The Kossuth Bridge or Kossuth híd was a bridge that stood over the river Danube in Budapest from 15 January 1946 to 1960.

After the Soviet Red Army took Budapest in early 1945, they found all the city's five bridges had been blown up by retreating German troops. (Árpád hid was not blown-up, it was just incomplete, under construction). Soon, a pontoon bridge was created for military logistical purposes but its capacity proved insufficient and presence of winter icepacks on the Danube made it impossible to maintain a permanent link across the 290-metre-wide river with a floating bridge.

A decision was made to build a spar-type bridge in record time. The total destruction of industry and lack of raw materials in Hungary required cannibalizing several dozen oil wells in the oil fields of Zala county for the construction project. Steel piping was pulled from the depths and used as the main spars for the bridge. Some steel from gunbarrels from abandoned and destroyed World War II battle tanks were apparently incorporated in the structure. Because of the tight schedule and design restrictions dictated by available substandard materials, the bridge was built with numerous concrete pylons, with smallish, 30 and 40-metre-wide openings between them. The design collective was led by engineers Elek Hilvert and Endre Misteth. The project management were done by Zsigmondy, Béla; Erdélyi and Vajda; and the Fábián, Somogyi and György companies. The top overseer, chief project manager was Széchy, Károly. The steel structure was manufactured by Weiss Manfréd Rt., and the Győri Waggongyár.

The permanent link, built right at the southern corner of Budapest's Parliament Building, was often referred to as the "Link of Life", especially in the leftist press. Indeed, for six months - until 20 August 1946 - it was the only connection between the two halves of the city, Buda and Pest.
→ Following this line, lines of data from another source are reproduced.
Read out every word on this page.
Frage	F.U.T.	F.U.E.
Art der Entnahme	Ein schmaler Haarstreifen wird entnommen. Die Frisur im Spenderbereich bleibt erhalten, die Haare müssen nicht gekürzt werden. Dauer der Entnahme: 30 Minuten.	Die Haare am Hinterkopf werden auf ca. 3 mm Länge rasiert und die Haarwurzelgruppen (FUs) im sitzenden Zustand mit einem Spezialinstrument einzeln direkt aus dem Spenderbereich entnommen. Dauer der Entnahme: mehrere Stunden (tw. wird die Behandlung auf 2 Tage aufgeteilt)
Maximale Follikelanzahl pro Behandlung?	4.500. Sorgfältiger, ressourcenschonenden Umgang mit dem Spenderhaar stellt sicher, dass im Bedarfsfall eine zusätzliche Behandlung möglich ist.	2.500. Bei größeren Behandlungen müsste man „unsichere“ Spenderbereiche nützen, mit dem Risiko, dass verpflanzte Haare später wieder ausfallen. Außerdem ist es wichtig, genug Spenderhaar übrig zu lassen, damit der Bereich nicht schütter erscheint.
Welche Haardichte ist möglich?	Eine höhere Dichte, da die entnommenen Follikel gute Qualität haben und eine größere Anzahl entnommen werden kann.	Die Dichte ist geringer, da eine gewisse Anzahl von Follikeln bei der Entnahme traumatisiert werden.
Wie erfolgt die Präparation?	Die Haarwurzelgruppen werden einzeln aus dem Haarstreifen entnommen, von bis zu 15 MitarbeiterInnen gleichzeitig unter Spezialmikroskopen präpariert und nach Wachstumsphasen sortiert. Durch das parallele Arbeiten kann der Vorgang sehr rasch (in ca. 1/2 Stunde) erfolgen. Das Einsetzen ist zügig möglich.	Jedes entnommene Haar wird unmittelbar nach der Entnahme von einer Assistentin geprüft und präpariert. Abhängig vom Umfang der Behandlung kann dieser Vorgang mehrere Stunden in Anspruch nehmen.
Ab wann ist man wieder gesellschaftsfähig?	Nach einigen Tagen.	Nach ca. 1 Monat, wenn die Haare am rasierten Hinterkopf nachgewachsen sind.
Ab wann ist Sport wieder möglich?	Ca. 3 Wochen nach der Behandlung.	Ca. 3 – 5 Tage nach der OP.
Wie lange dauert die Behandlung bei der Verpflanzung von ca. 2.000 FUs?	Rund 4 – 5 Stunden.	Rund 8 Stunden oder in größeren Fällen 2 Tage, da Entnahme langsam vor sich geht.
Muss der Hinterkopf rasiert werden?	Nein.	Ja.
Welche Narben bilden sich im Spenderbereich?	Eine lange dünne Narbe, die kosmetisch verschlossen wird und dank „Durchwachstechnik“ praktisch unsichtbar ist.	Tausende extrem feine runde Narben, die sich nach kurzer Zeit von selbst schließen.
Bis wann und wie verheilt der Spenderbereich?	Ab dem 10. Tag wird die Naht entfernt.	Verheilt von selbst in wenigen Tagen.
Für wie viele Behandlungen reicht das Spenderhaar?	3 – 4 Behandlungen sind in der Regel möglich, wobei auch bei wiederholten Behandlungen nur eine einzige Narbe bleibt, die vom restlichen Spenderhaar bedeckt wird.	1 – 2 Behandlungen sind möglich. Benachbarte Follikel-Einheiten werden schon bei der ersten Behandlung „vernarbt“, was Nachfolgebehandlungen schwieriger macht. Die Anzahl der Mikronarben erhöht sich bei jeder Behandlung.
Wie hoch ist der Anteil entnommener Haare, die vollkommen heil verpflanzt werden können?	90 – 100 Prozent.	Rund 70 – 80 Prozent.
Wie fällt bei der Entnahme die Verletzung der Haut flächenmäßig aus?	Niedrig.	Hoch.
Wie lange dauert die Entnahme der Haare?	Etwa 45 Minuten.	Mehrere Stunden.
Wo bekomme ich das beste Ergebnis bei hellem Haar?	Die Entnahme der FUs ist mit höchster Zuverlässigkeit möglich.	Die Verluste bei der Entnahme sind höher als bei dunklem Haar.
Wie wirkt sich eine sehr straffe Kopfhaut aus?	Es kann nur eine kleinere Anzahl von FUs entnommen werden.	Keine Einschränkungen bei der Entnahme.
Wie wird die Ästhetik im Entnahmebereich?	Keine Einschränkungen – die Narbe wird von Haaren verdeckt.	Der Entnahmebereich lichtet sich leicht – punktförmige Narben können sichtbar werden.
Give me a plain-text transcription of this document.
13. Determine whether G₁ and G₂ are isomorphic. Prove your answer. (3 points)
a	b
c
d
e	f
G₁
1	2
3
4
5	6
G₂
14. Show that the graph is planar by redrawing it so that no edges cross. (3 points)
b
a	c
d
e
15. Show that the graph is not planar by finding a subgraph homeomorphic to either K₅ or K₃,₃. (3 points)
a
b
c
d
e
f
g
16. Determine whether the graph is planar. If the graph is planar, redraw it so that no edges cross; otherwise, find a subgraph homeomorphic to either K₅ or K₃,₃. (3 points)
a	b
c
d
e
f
Officially inaugurated as the "Lajos Kossuth Bridge", it was named after the patriot leader of Hungary's 1848–49 revolution.

Due to its hasty construction, the Kossuth bridge had several restrictions on use. It was used mainly for pedestrian crossing. Heavier trucks could cross at 20 km/h and in only one direction at a time. During sessions of parliament, it was sometimes shut down for noise and security reasons. Both bus and truck traffic was on the bridge, numerous photographs and news film clips attest to that.

In three years following World War II all of the demolished Danube bridges were rebuilt, except Elizabeth bridge, easing the traffic situation. The Kossuth Bridge gradually became a maintenance problem and its low span more of an obstacle to shipping on the River Danube. It was finally shut down in 1957 and dismantled in 1960, and not replaced. Nowadays only two plaques embedded in the riverbanks remind visitors of the bridge's former location.